SB: What kind of photo delivery methods do clients now prefer?
MK: This varies greatly from photo buyer to photo buyer. Duplicates or originals sent by courier are still the most common method, but digital delivery is closing in. Quite a few photo buyers stated that many photographers still seem to have a lot to learn when it comes to scanning and digital delivery. The most common complaint voiced when talking about digital delivery was poor scans and low overall quality. The vast majority of photo buyers did say that they are growing very fond indeed of e-mailed previews they receive before they decide which images they want to view on their light box.
SB: What kind of self-promotion material from a photographer works best from the client's point of view?

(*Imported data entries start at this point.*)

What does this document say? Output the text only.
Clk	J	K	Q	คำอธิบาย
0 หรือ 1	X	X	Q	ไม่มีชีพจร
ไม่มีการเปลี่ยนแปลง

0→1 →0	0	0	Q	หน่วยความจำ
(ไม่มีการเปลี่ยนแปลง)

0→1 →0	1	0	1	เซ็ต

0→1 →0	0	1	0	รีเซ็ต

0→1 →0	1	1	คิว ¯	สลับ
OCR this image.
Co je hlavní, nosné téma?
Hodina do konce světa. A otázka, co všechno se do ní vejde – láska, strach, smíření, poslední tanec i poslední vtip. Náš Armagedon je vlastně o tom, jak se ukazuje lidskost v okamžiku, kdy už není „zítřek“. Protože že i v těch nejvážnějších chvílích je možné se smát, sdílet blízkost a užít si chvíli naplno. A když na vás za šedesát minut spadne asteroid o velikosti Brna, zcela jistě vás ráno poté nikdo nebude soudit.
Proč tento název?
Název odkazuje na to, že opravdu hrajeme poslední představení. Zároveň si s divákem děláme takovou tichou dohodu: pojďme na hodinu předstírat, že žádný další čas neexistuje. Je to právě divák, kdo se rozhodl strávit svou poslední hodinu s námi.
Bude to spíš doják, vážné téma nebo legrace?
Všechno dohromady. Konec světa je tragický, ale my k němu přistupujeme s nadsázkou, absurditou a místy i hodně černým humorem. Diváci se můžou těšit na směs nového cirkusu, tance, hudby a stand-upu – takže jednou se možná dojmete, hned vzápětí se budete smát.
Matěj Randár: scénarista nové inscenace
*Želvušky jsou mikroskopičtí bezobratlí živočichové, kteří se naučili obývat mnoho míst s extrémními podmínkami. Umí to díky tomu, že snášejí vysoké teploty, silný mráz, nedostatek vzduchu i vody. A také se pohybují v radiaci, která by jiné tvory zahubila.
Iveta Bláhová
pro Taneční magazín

MK: Tear sheets, post cards, and promo sheets in combination with available stock photo lists. Avoid poor quality ink jet prints. Naturally, the key here is to send samples that the client not only can but also wants to keep in his or her files. If you send a post card promotion and the client puts your card up on the office wall, you have hit the nail squarely on the head. Some photo buyers do not want tear sheets and only accept stock lists, while others toss stock lists and collect tear sheets with squirrel-like frenzy. The most common marketing material is still tear sheets and promo sheets, but just because it is common doesn't mean that all photo buyers will welcome it with open arms. In my opinion, the most important thing for any photographer interested in selling their photos is to take things nice and slow. Looking, listening, and learning are all great ways of breaking in or improving your sales.